The only silver lining we have seen so far are the tens of millions of people who have willingly taken the jab in their arms to protect not only themselves but those around them. Many companies big and small have done their part, requiring as a condition of keeping their jobs or being hired in a new one, that employees get the vaccine.

The height of irresponsibility and sheer negligence though are some health workers, police officers, firefighters and top state officials who resist steps to contain what is a public health emergency.

The rights encased in our personal liberties for which thousands have given their lives through history should not and can never be upheld in the face of a pandemic whose murderous rampage will soon approach and result in the death of one million Americans.

We celebrate Thanksgiving at the end of this month and the holy days in December. This publication cannot fathom why a country with so much abundant resources and much to thank for is still being plagued by a disease whose control is pretty straightforward.
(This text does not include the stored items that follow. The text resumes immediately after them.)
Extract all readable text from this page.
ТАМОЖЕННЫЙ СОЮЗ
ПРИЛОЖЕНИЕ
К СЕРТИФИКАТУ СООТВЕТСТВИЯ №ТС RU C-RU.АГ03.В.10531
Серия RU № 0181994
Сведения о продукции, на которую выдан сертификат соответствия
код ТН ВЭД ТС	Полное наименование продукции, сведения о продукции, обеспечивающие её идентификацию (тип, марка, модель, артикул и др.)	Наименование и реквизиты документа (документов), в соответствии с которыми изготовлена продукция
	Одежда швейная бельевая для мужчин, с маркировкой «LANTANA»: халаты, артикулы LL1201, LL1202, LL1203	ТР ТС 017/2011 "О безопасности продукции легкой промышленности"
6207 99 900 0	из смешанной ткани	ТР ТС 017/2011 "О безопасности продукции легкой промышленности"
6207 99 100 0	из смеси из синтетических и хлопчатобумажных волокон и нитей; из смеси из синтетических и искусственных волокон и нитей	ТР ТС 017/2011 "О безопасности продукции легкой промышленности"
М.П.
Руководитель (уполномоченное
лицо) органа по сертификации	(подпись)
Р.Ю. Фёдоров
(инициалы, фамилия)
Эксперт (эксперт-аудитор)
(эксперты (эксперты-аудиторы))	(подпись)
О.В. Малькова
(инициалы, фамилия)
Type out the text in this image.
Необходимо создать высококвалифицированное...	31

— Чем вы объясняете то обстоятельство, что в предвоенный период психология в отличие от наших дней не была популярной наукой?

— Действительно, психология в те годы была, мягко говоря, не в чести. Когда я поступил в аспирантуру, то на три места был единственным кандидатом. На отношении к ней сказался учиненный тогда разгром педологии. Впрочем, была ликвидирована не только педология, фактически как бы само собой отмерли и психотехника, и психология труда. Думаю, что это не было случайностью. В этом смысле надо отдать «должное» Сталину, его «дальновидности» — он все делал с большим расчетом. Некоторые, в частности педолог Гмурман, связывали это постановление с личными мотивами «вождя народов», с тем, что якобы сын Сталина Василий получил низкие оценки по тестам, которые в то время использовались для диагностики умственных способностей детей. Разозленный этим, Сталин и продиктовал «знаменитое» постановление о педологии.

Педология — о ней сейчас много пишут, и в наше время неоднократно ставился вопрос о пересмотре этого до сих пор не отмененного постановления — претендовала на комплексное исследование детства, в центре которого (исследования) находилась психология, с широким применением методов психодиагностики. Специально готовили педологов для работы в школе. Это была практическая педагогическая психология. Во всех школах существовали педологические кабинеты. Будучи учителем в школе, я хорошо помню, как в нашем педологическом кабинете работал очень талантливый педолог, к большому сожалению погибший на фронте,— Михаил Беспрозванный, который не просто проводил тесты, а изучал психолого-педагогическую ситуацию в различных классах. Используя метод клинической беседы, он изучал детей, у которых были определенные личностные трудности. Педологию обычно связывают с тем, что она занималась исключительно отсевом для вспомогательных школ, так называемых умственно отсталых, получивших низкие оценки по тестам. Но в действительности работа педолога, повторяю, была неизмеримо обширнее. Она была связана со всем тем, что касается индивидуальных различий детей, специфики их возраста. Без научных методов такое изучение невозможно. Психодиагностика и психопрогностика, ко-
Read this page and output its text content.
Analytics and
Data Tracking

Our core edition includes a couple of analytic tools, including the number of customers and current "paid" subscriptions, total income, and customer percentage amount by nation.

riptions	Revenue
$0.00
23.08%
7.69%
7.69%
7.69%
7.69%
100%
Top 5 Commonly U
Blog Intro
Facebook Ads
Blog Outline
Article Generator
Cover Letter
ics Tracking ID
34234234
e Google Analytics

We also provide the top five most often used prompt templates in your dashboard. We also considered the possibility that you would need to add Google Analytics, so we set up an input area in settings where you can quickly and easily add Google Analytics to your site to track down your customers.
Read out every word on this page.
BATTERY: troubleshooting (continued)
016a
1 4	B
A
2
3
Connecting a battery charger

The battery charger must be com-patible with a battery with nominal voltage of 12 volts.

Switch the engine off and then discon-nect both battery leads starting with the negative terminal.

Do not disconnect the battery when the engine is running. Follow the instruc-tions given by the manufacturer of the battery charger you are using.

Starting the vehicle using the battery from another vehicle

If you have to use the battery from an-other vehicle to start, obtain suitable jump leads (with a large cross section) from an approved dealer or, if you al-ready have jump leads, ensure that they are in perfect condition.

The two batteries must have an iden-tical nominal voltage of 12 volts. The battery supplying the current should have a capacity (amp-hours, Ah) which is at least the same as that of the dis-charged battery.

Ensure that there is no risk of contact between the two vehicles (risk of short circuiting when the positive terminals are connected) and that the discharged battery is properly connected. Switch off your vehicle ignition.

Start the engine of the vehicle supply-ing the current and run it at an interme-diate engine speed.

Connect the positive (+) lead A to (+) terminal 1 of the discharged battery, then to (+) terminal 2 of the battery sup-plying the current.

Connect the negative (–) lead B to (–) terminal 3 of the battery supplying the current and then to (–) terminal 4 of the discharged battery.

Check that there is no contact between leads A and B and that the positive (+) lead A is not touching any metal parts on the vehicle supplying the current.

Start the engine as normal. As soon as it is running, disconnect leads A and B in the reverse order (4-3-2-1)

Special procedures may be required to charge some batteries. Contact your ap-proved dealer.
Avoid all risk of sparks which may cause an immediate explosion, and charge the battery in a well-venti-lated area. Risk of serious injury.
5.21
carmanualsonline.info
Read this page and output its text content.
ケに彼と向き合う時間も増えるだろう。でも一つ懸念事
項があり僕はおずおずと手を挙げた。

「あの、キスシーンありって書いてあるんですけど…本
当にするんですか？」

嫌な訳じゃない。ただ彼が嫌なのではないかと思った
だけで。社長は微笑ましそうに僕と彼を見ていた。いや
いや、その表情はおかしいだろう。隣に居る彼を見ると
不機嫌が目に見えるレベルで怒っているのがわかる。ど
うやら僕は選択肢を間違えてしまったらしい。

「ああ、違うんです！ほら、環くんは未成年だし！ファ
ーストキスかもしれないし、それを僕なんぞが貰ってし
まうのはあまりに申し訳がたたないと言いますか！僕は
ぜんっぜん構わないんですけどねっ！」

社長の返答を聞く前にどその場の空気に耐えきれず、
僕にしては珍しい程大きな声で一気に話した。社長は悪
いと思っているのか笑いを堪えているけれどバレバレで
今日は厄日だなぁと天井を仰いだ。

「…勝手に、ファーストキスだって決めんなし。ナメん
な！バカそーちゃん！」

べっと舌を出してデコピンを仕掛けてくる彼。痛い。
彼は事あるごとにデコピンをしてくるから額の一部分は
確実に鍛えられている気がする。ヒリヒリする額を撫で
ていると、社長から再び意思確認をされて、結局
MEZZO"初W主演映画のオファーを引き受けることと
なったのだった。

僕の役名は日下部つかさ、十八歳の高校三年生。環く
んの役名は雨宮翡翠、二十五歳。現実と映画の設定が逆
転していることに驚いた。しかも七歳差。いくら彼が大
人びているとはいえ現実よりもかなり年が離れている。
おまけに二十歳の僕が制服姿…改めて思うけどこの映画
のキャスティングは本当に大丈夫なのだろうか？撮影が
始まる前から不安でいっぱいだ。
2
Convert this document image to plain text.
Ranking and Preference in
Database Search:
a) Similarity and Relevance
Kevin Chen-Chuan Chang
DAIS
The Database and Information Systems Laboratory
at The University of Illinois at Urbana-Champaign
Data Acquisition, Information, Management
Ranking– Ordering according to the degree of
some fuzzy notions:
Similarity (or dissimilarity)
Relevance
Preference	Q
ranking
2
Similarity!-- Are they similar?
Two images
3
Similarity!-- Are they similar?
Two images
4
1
The vaccine mandates on the federal and private level have been made necessary by the sheer intransigence of state leaders who have absconded their primary responsibility: keeping their people alive, healthy and safe.

This is particularly true of Florida as well as Texas. The leader of the first seems to care more about his political prospects in 2024 while the other is looking ahead to a future election where he wants to cling to power.

The issue of COVID is not just an overarching national issue. It intimately affects the Filipino American community just as deeply. The virus has claimed many of our health care workers. We doubt very much there is a family that has not been affected by this virus. We also doubt there is a family that does not know of kin or friend who has not been wounded by this remorseless ailment.

The FilAm expresses the hope that by this time in 2022, some semblance of sanity would have returned in the way this disease is handled. And the number of people who have died would not exceed the psychological level of one million. We sincerely and fervently hope that this would be the case. The nation we so love deserves no less.